Die ORF.at-Foren sind allgemein zugängliche, offene und demokratische Diskursplattformen. Die Redaktion übernimmt keinerlei Verantwortung für den Inhalt der Beiträge. Wir behalten uns aber vor, Werbung, krass unsachliche, rechtswidrige oder beleidigende Beiträge zu löschen und nötigenfalls User aus der Debatte auszuschließen. Es gelten die Registrierungsbedingungen.

Forum

 
  • es wird halt trotzdem kommen

    chaoztc, vor 91 Tagen, 4 Minuten

    weils niemanden interessiert bzw. zu "technisch" ist.
    der bürger auf der strasse kriegt das nichtmal mit.
    in deutschland wurde es schon vor geraumer zeit umgesetzt, "demos" gabs keine.

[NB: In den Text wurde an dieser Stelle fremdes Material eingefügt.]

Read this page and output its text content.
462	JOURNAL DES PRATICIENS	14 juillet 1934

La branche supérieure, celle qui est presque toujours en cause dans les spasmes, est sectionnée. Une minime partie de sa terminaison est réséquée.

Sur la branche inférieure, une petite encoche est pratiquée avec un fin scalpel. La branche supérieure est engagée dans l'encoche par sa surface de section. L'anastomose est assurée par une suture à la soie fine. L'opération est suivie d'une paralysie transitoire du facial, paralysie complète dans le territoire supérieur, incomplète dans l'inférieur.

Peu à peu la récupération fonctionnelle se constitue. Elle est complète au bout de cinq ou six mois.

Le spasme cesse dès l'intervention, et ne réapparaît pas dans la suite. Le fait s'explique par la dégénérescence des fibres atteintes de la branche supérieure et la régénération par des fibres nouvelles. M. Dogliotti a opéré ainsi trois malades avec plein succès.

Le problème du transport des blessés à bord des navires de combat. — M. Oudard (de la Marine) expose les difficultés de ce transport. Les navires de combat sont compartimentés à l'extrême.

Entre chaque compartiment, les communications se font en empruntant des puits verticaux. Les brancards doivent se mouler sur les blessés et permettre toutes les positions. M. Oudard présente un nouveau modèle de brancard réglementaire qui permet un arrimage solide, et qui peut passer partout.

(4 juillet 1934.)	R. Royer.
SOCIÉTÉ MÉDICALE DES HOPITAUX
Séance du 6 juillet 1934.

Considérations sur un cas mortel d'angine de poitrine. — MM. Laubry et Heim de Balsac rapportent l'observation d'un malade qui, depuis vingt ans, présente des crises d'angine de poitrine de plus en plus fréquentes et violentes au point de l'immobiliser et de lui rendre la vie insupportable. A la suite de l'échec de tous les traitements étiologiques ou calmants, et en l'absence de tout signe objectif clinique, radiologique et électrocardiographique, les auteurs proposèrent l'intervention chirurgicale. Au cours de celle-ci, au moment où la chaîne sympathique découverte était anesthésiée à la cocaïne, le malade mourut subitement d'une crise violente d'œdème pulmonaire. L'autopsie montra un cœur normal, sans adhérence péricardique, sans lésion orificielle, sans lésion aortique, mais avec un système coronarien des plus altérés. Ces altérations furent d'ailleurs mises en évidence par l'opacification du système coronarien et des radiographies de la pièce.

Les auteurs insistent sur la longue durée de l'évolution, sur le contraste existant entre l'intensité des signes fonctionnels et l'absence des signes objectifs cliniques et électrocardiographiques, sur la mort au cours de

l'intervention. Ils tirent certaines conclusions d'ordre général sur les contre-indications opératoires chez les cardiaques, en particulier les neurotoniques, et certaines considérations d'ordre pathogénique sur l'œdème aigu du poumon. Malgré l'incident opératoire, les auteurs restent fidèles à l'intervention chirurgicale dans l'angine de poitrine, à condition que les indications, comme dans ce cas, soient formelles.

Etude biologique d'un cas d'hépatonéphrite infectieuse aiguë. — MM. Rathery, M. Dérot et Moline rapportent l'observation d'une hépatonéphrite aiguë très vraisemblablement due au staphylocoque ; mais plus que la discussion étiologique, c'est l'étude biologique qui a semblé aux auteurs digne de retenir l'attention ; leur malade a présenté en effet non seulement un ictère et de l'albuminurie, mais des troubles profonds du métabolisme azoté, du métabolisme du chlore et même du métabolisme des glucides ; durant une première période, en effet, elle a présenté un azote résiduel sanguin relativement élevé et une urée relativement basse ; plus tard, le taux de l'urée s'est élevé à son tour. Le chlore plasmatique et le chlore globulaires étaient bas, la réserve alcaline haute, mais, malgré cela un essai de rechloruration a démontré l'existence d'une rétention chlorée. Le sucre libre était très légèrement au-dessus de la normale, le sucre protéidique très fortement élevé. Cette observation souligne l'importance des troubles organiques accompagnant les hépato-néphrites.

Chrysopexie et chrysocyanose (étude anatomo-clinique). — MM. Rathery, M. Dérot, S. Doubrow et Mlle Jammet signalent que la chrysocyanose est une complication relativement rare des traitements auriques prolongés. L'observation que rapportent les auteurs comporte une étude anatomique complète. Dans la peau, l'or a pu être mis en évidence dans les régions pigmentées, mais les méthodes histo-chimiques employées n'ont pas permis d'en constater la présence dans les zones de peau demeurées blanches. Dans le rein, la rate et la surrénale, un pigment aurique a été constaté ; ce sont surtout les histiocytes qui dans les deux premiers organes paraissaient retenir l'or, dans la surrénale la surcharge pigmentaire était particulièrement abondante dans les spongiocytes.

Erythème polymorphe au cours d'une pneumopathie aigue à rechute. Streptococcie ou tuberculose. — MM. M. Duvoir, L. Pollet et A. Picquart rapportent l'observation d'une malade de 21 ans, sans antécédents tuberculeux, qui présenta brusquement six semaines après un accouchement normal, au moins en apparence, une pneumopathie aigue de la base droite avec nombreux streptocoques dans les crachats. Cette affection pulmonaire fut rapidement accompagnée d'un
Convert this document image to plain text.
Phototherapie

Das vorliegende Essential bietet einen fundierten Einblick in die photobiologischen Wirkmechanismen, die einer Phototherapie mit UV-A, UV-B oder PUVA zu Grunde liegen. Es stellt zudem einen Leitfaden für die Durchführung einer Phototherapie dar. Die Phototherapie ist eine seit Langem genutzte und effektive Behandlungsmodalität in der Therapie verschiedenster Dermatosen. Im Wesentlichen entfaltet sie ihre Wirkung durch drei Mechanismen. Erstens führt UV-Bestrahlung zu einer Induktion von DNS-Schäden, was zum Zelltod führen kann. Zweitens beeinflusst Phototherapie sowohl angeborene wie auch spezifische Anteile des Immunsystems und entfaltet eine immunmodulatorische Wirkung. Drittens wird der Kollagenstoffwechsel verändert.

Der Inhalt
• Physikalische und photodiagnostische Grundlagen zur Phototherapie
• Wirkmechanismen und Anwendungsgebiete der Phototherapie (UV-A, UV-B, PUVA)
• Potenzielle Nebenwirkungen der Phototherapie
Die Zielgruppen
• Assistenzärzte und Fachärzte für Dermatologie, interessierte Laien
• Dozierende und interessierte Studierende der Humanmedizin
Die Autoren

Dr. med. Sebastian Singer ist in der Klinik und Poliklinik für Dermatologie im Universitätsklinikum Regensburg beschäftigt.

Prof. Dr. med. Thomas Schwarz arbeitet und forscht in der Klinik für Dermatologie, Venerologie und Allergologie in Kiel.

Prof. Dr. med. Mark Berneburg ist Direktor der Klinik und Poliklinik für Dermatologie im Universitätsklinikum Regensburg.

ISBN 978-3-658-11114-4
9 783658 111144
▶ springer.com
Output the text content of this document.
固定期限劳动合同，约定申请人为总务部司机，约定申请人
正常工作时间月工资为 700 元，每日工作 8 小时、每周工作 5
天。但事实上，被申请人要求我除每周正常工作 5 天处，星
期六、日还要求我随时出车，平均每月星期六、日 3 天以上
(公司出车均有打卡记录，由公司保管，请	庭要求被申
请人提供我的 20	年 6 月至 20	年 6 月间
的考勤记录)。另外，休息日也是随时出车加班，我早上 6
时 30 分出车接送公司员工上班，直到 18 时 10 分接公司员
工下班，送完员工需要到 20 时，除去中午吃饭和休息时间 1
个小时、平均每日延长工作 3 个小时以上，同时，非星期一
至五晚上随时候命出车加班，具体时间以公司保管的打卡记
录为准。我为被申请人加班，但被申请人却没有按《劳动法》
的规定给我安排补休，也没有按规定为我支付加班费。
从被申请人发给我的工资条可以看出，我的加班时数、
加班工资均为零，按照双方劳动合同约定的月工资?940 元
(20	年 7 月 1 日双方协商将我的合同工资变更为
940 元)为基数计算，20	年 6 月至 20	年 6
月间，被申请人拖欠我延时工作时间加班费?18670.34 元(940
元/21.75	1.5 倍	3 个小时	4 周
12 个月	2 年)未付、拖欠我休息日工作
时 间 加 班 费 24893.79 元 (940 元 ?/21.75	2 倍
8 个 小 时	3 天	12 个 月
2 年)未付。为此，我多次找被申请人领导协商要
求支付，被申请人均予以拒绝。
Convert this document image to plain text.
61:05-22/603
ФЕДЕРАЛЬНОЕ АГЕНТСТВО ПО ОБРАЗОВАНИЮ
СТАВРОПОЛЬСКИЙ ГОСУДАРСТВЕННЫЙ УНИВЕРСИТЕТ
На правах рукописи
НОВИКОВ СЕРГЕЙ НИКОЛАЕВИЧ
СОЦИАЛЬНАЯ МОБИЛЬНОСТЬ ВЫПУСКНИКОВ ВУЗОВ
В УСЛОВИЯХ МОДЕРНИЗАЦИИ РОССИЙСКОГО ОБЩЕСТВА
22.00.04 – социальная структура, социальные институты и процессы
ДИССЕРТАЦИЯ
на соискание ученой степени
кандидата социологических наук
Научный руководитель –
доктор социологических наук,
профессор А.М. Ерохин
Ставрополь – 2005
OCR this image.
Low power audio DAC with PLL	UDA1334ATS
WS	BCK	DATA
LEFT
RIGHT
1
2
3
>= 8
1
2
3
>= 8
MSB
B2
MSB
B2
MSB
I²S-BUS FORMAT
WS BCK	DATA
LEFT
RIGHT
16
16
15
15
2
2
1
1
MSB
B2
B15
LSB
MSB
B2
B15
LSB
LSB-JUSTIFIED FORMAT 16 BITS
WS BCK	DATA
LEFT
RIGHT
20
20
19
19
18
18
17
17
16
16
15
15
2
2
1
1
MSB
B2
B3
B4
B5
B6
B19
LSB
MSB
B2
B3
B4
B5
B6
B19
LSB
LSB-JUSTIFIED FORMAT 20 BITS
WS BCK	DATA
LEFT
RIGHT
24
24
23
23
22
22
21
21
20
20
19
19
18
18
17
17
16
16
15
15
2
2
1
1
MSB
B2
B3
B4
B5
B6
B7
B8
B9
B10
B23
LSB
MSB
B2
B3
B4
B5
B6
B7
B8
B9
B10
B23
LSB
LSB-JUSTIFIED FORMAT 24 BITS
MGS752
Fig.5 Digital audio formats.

  • bootleg, vor 92 Tagen, 4 Stunden, 8 Minuten

    Ich stimme Zeger zwar zu, aber der Vergleich mit dem Autounfall ist doch sehr unglücklich. Das sehe ich auch jetzt schon auf meiner Telefonrechnung. Er sollte viel mehr auf die Missbrauchsfälle in Deutschland und England hinweisen. Daten die einmal gesammelt wurden, können auch für illegale Zwecke benutzt werden! Wenn ich mir dann noch die Skandale bei der Wiener Polizei anschaue, dann kann man das nicht alleine in die Hände der Exekutive geben. Ich bin der Polizei gegenüber zwar positiv eingestellt, aber hier braucht es wirklich einen Richtervorbehalt. Die Krot mit der Data Retention müssen wir zwangsweise fressen weil unsere Politiker damals zu feig waren, aber wir können das immer noch so ausgestalten, dass ein relativ großer Grundrechtsschutz gewährleistet bleibt. Ursprünglich war das ja zur Terrorbekämpfung gedacht und man sollte die Umsetzung auch in diese Richtung betreiben und nicht in Richtung "Three Strikes Out" die unsere liebe Medienindustrie doch so gerne haben will. Solange es auf schwerste Straftaten inkl. Richter beschränkt bleibt, können/müssen wir wohl alle halbwegs damit leben.

    • naja

      fenris79, vor 92 Tagen, 2 Stunden, 42 Minuten

      das alles was du geschrieben hast steht eh im Artikel.... Nur das du nicht auf den Druck die Daten für was anderes zu verwenden eingehst.

      Wenn die Daten mal erfasst werden ist es zu spät, dann will sieh jeder der meint Anspruch darauf zu haben und das sind viele.

    • Naturgesetz ?

      christof42, vor 92 Tagen, 2 Stunden, 36 Minuten

      Wieso müssen wir die Krot jetzt schlucken ? Ist die Vorratsdatenspeicherung denn ein Naturgesetz gegen das man nichts machen kann ?

    • bootleg, vor 91 Tagen, 21 Stunden, 43 Minuten

      @fenris79: Doch darauf bin ich eigentlich schon eingegangen (Medienindustrie!) und mir ist es primär um sein Bsp. gegangen. Es gab in den letzten gut 2 Jahren so viele Fälle in GB und GER, da muss man nicht sowas wie einen Autounfall erwähnen. Es gibt reale Missbrauchsfälle von Kontodaten usw. und das sind keine Einzelfälle. Es sind die Daten von Mio. von Bürgern gestohlen worden.
      @christof42: Mit den aktuellen "politischen Eliten" ist es wirklich leider nahezu ein Naturgesetz. Unsere österr. Politiker waren damals zu feig und haben auch bis jetzt nur "herumlamentiert" und sind nicht aktiv um das Problem gekümmert.

  • Gemessen an der EU ...

    freewind, vor 92 Tagen, 5 Stunden, 8 Minuten

    ... war die DDR ein Ort der Freiheit!

    Ja, in der DDR wurden viele Menschen bespitzelt und Telefone abgehört, aber in der EU passiert das JEDEM!

    • bootleg, vor 92 Tagen, 4 Stunden, 6 Minuten

      Das waren unsere nationalen Regierungen und nicht "die EU". Vielleicht sollte ihr endlich mal kapieren, dass unsere Politiker die EU oft genug als Sündenbock benutzen, obwohl die Schuld zu 100% bei ihnen liegt. Die EU sind wir und nicht irgendein Konstrukt in Brüssel!

  • Österreich solle ein "grundrechtliches Vorbild" sein ...

    cyana, vor 92 Tagen, 7 Stunden, 34 Minuten

    ... und es auf die bereits beim EuGH eingebrachte Klage der EU-Kommission wegen Nicht-Umsetzung der Richtlinie ankommen lassen.

    Das wird's nicht spielen, da die massgeblichen Politiker(innen) es gar nicht mehr erwarten können, mit dem Datensammeln endlich zu beginnen.

    • Vor 20 Jahren genau

      0stoney0, vor 92 Tagen, 7 Stunden, 26 Minuten

      ist das Experiment DDR gescheitert.